Computer‐Assisted Path Planning for Minimally Invasive Vascular Surgery
Author(s) -
Huang Dongjin,
Tang Pengbin,
Wang Yin,
LI Hejuan,
Tang Wen,
Ding Youdong
Publication year - 2018
Publication title -
chinese journal of electronics
Language(s) - English
Resource type - Journals
SCImago Journal Rank - 0.267
H-Index - 25
eISSN - 2075-5597
pISSN - 1022-4653
DOI - 10.1049/cje.2018.09.002
Subject(s) - computer science , path (computing) , motion planning , angiography , segmentation , computer vision , image segmentation , artificial intelligence , surgical planning , radiology , medicine , robot , programming language
Path planning assisted by two‐dimensional medical images is an essential part of minimally invasive diagnosis and treatment for cardiovascular diseases. Due to the complex background of angiography images and intricate vascular structure with multi‐branch and stenoses, creating accurate pathways from angiography image is a challenge task.

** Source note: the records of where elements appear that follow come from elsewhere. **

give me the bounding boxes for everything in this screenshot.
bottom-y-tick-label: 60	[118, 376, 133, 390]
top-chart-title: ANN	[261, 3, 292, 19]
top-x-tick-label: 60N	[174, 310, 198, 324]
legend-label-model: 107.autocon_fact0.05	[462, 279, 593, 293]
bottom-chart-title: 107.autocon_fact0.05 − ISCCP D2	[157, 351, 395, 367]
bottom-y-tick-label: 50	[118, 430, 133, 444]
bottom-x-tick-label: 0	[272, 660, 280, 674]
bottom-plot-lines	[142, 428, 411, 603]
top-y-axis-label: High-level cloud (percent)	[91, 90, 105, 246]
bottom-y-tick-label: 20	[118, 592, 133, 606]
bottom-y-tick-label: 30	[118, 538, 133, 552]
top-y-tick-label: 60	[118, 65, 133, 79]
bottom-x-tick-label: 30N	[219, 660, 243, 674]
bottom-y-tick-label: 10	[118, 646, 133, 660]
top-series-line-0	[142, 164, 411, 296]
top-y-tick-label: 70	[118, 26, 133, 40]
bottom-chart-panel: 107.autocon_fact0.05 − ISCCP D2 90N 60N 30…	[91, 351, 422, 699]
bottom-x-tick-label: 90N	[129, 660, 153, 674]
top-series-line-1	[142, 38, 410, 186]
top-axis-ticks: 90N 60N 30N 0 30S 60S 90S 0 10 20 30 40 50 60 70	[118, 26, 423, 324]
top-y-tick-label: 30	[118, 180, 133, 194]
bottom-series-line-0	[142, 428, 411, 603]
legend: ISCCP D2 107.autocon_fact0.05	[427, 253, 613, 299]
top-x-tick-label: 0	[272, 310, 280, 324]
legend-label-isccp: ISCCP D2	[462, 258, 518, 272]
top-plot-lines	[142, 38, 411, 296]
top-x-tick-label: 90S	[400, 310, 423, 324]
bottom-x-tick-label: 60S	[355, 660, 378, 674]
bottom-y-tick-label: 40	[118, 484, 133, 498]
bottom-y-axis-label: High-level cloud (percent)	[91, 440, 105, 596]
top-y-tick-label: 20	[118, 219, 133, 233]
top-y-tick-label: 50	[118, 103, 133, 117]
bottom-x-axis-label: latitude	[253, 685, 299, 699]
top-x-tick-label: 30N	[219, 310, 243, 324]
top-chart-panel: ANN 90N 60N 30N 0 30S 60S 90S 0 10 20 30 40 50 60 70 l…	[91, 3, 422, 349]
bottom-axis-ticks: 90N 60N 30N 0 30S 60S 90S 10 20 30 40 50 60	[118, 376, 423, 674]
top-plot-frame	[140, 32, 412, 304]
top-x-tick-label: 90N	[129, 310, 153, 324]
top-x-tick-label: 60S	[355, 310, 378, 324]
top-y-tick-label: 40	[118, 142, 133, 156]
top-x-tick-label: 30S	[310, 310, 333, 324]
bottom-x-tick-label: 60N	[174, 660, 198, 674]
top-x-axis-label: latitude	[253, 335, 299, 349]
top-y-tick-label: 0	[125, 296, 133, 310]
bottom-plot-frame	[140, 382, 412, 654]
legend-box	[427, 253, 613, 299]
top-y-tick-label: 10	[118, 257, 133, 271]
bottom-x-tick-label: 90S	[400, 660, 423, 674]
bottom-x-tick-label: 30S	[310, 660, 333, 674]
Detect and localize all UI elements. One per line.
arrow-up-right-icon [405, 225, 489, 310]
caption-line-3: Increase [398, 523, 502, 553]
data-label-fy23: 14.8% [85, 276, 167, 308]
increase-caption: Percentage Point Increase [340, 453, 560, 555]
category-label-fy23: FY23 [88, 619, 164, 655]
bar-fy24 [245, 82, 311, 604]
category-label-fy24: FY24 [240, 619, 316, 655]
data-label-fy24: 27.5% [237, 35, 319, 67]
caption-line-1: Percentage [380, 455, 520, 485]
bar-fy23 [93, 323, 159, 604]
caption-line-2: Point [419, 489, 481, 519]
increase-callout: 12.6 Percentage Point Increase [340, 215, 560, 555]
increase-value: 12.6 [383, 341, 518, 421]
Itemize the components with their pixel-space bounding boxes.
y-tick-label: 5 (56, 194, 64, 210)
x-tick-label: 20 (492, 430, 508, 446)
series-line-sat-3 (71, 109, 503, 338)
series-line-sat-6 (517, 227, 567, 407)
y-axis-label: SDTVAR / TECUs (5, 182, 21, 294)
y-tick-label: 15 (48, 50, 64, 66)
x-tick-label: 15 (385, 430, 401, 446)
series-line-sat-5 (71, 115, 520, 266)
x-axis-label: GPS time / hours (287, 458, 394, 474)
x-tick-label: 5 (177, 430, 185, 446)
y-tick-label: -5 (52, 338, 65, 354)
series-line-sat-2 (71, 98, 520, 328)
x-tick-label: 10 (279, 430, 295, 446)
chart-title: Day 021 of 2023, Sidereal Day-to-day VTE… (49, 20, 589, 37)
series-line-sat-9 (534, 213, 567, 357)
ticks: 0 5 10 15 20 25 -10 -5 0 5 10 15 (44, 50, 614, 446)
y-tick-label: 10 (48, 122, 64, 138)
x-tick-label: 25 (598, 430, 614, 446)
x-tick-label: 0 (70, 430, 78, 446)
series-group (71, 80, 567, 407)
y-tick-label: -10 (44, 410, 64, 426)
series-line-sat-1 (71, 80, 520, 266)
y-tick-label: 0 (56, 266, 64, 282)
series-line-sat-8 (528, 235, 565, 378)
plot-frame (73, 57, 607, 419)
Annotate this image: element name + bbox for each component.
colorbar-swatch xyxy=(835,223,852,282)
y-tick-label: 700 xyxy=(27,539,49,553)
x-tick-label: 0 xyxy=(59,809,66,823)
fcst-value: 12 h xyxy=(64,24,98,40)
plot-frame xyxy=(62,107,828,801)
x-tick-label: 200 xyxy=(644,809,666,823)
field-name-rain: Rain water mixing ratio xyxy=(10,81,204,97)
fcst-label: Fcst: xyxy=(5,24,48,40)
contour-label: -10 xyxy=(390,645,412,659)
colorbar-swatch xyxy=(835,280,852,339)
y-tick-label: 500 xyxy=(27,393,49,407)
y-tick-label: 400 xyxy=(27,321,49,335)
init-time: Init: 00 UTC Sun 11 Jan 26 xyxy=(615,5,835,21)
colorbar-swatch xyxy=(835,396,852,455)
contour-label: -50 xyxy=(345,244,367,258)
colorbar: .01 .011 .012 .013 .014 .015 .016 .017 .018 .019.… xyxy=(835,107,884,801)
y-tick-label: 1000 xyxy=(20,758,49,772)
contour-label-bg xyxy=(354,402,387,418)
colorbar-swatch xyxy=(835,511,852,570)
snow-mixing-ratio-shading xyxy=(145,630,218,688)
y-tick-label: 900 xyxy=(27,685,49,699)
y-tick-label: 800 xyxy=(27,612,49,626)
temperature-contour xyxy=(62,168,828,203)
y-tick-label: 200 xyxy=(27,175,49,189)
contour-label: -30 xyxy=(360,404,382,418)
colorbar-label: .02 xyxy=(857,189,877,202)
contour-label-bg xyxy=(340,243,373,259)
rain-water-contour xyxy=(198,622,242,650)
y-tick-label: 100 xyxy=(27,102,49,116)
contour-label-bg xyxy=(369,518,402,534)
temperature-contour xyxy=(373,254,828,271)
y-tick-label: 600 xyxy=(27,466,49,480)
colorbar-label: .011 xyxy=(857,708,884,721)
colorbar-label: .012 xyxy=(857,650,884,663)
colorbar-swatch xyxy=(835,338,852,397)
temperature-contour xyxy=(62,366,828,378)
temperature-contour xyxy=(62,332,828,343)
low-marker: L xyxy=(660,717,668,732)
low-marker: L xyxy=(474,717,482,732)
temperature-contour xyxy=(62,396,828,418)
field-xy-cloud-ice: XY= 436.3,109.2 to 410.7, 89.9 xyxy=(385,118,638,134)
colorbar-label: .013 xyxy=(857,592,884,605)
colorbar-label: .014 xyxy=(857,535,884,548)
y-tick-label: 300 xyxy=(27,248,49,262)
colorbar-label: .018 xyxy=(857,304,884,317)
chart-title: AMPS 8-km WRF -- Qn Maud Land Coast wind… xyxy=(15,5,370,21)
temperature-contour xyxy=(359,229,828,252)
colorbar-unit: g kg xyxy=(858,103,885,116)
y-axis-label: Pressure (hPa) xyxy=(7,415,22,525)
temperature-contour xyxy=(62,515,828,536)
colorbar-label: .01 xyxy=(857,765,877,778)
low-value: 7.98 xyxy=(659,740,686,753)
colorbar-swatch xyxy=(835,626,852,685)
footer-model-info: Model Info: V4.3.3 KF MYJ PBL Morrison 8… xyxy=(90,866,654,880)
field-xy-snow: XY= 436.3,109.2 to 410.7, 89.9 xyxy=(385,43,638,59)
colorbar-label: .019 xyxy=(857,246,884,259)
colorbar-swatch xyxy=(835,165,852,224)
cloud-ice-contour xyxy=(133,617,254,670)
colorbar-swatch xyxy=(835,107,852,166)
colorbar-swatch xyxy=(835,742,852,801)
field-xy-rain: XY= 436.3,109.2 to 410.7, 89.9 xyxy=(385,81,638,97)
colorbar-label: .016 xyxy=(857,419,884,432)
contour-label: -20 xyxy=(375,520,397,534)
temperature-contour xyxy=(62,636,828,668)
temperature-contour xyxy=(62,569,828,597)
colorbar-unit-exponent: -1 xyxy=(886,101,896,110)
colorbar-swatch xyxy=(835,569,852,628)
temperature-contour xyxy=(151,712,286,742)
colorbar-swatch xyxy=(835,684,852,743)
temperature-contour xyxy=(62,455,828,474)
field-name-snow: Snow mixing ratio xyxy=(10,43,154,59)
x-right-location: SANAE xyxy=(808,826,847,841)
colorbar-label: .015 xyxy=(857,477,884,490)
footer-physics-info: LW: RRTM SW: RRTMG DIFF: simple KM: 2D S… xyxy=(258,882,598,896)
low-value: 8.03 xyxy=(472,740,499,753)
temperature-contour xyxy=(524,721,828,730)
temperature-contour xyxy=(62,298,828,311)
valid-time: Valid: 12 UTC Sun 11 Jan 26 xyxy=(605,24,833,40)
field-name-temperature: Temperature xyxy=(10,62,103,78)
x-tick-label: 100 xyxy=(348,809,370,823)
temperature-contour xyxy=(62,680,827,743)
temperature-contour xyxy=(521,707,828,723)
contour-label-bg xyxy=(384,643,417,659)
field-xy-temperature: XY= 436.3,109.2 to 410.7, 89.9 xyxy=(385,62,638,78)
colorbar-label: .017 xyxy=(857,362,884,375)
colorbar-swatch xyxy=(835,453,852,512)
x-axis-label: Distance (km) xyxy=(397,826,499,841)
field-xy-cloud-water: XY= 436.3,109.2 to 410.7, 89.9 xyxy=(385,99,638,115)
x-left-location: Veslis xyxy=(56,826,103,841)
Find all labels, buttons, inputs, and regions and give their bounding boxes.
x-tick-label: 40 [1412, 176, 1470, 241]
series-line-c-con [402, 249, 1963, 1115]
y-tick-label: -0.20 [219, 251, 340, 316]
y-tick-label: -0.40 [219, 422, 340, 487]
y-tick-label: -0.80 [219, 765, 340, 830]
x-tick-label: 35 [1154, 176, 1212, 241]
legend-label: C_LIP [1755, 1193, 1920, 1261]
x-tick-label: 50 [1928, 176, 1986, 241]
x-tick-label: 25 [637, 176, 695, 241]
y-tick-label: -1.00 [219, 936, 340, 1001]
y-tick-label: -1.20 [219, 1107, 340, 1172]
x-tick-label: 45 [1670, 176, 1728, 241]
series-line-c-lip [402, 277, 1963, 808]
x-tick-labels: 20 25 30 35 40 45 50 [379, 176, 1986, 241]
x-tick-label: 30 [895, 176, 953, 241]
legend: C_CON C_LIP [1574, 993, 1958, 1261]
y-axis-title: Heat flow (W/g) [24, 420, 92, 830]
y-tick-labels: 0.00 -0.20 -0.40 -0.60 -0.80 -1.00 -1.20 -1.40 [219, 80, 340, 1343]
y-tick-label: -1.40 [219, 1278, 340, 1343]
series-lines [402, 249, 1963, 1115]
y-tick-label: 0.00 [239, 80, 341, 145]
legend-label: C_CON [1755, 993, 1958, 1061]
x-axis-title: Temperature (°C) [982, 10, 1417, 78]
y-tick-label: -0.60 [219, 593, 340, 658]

We present a new path planning methodology based on angiography medical images using the steady fluid dynamics. Our novel approach is useful in many medical applications, such as for computer‐assisted medical images analysis and the follow‐on image‐guided interventions. A graph‐cuts based energy function was applied to the vessel segmentation of angiography images in order to obtain boundary information. We have adopted Finite volume method (FVM) to simulate the Newtonian fluid inside the segmented blood vessels, and a set of isobars under the steady fluid condition are obtained by Meandering Triangles algorithm. The selected center points of isobars are organized to generate the directed vessels‐tree, from which the vascular stenoses are automatically detected and the final surgical path is generated with branches. Our method can be used for quantitative path analysis, and we show experimental results to demonstrate that the versatility and applicability of the algorithm in obtaining single‐pixel surgical path with good performance, high accuracy and less manual interventions, especially it is robust on complex vascular structures.